Nel 1932 Petrassi, non ancora trentenne, raggiunge fama internazionale con Partita
d'orchestra, che lo presenta a critica e pubblico come una delle intelligenze più
promettenti della sua generazione. Nel 1937 viene eletto Sovrintendente del Teatro La
Fenice di Venezia, carica che mantiene fino al 1940; mentre dal 1939 insegna
composizione al Conservatorio di Santa Cecilia a Roma.
Suggestionato dalle innovazioni di Stravinskij e Casella, Petrassi compone il Concerto per
orchestra n. 1 (1933), cui seguono due composizioni sinfonico-corali, Salmo IX(1934-36)
Magnificat (1939-40) scritte sotto l'influenza dell'arte barocca, romana e controriformista.
La produzione seguente rivela un tono più riflessivo e introverso, un approfondimento delle
tematiche religiose, un ampliamento del materiale tecnico e linguistico, una maggiore
ricchezza della timbrica. Espressione di questa fase è il madrigale drammatico Coro di
morti su testo di Leopardi per coro maschile e strumenti (1940-41).
Dal 1951 il linguaggio strumentale prende il sopravvento su quello vocale, che Petrassi
sceglierà in maniera più saltuaria. I Concerti per orchestra presentano uno sviluppo
linguistico che mette in discussione i legami discorsivi tradizionali.
Petrassi svuota la figura sonora per ridurla a cellule minime oppure assimila in maniera del
tutto personale la dodecafonia e le tecniche della neoavanguardia. Esito di questo
percorso sono le composizioni da camera Quartetto per archi (1956), Serenata per cinque
strumenti (1958), il Trio per violino, viola e violoncello (1959) ecc…
Considerato uno dei massimi compositori italiani del Novecento, Petrassi offre anche al
cinema un contributo, seppur quantitativamente limitato ma di grande rilievo per la
qualità delle sue colonne sonore.
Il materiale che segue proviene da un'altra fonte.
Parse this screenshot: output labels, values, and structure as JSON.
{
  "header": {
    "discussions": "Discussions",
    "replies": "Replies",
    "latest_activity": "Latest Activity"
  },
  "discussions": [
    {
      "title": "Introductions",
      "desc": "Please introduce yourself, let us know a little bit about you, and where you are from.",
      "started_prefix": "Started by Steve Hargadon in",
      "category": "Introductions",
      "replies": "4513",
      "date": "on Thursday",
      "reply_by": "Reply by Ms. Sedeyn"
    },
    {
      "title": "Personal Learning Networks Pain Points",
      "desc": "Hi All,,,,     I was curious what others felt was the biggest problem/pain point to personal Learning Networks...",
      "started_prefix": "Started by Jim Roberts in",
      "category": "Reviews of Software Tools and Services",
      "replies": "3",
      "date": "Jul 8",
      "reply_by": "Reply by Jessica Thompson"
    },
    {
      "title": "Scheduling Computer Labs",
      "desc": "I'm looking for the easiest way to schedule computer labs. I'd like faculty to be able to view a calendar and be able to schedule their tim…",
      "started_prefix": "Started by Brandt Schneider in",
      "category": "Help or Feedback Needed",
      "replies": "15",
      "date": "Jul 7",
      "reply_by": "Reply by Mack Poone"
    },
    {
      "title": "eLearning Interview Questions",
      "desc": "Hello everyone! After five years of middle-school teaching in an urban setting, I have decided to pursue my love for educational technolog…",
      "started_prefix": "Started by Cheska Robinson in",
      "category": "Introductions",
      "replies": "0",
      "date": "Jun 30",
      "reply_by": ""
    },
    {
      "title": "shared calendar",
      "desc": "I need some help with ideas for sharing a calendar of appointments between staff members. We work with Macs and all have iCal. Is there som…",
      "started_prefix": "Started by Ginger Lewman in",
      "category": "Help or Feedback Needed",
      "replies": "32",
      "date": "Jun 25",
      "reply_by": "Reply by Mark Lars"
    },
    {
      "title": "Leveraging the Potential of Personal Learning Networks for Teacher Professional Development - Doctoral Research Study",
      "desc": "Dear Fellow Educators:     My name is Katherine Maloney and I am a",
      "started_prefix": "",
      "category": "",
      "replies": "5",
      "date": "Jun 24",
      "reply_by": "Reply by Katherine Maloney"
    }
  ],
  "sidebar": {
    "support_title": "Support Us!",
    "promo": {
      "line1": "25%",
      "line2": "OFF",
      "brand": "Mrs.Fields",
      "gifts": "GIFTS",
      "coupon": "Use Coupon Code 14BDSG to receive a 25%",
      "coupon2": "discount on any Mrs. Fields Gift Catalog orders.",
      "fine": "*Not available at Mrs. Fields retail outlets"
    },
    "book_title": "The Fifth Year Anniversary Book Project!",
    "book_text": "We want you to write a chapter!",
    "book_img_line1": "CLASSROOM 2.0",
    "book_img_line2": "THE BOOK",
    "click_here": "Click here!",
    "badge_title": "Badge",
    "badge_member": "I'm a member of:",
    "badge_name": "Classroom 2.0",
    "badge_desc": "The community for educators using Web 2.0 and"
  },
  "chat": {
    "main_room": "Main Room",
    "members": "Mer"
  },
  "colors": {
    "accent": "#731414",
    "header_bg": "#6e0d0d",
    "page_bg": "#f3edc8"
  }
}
Collabora con diversi registi aggiungendo anche la
musica cinematografica tra i settori della propria ricerca linguistica, condotta studiando in
modo approfondito i repertori popolari italiani (come farà lo stesso Rota).

UN CORO DI MORTI
Anche i più celebri fra i classici della letteratura italiana, quelli che si
conoscono se non altro per averli studiati a scuola (almeno in teoria…), hanno a
volte aspetti poco noti, possono riservare piccole o grandi sorprese.

Ad esempio, noi siamo naturalmente portati a ritenere che la grande poesia di


Giacomo Leopardi (1798 /1837) sia tutta racchiusa nel suo libro dei Canti.
Invece no; o meglio non tutta: una delle più belle e singolari poesie che il conte
Leopardi abbia mai scritto non si trova lì, ma in quella raccolta di prose
filosofico/narrative che pubblicò nel 1827 sotto il titolo di Operette morali.

Stiamo parlando del Dialogo di Federico Ruysch e delle sue mummie, che
inaspettatamente si apre con un testo poetico, presentato sotto il titolo di Coro
di morti nello studio di Federico Ruysch. Il poeta prende spunto da una figura
realmente vissuta, uno scienziato olandese che fra Sei e Settecento divenne
famoso per una sua speciale tecnica di conservazione dei cadaveri umani
mediante l'iniezione di una speciale sostanza di cui portò poi nella tomba il
segreto, e immagina che eccezionalmente i morti possano per qualche minuto
esprimersi come se fossero tornati in vita, prima con un canto (il Coro
appunto), poi dialogando coi vivi eventualmente presenti, quindi con Ruysch,
che di mummie ha pieno lo studio.

Il dialogo - le domande dello scienziato, le risposte dei morti - permette a


Leopardi di dare forma narrativa a riflessioni già altrove svolte sul tema della
morte, e soprattutto di sfatare certi pregiudizi inveterati: quello in particolare
che la morte sia dolore, quando piuttosto si rivela come uno scivolare nel non
essere che è simile al sonno, e analogamente fonte, nonché di dolore, semmai
di qualche dolcezza e sollievo. La prosa del dialogo è in stile "quotidiano", non
senza venature di comico e grottesco; tutt'altro è invece il tono del Coro che lo
precede, il testo poetico appunto cui soprattutto si rivolge la nostra attenzione.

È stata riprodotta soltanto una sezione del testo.